# Why does chromium form a "Cr"^(2+) ion?

Sep 9, 2017

Because it can? It can also form ${\text{Cr}}^{3 +}$ and ${\text{Cr}}^{6 +}$ ions quite often, and in fact, more often. I would say the prevalent cation depends on the environment.

It is usually easier to only lose $2$ electrons if there are few strong oxidizers nearby, like ${\text{F}}_{2}$ or ${\text{O}}_{2}$. In isolation, the $+ 2$ cation is most stable because we have put in the least ionization energy, increasing its energy the least.

However, since oxidizing environments are generally rather common (we have plenty of oxygen in the air), I would say that that is why the $+ 3$ and $+ 6$ oxidation states are stabilized and therefore more common in reality, while the $+ 2$ could occur in more reducing environments and is more stable in isolation.

Many transition metals take on variable oxidation states depending on the context... Their $\left(n - 1\right) d$ orbitals are close in energy to their $n s$ orbitals.
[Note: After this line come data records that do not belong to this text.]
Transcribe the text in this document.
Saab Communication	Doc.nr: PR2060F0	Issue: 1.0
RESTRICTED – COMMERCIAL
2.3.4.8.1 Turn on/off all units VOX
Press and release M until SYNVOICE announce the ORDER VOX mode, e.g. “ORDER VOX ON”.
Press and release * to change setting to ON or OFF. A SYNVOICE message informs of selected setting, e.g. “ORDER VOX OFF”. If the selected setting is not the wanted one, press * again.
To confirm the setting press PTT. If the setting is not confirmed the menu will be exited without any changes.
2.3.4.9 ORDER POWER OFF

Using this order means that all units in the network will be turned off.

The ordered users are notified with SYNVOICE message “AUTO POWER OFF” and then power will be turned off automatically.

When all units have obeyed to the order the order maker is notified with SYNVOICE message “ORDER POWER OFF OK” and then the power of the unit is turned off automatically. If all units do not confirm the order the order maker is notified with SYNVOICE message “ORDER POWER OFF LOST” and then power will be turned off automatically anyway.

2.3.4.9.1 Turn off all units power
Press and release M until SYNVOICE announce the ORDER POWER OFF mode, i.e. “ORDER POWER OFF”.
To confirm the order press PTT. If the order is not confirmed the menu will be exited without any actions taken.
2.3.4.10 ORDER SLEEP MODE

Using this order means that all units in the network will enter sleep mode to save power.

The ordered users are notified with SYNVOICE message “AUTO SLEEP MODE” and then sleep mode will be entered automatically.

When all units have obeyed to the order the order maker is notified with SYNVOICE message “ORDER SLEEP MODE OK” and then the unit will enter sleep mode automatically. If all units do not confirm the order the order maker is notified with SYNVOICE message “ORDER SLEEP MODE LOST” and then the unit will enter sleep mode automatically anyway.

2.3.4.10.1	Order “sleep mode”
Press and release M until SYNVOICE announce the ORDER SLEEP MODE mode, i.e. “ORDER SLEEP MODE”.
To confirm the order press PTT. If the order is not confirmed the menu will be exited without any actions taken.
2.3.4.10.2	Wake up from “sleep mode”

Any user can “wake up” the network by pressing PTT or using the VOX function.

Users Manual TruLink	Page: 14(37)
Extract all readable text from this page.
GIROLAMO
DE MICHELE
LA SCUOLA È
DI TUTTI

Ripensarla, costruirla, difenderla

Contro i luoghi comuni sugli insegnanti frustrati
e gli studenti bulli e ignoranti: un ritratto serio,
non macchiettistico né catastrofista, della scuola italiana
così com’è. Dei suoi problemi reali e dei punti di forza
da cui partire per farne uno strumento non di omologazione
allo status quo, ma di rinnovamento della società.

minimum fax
Examples for chromium are:

• ${\text{CrBr}}_{2}$, $\text{CrO}$, etc. $\text{ "" "" "" "" }$(${\text{Cr}}^{+ 2}$, a $3 {d}^{4}$ configuration)
• "Cr"("NO"_3)_3, ${\text{Cr""PO}}_{4}$, etc. $\text{ "" "" }$(${\text{Cr}}^{+ 3}$, a $3 {d}^{3}$ configuration)
• ${\text{CrO}}_{3}$, ("NH"_4)_2"Cr"_2"O"_7, etc. $\text{ "" }$(${\text{Cr}}^{+ 6}$, a noble gas configuration)

In fact, the $+ 3$ and $+ 6$ oxidation states have been observed more often than the $+ 2$ for $\text{Cr}$. But the higher oxidation states, if you notice, occur in highly oxidizing environments.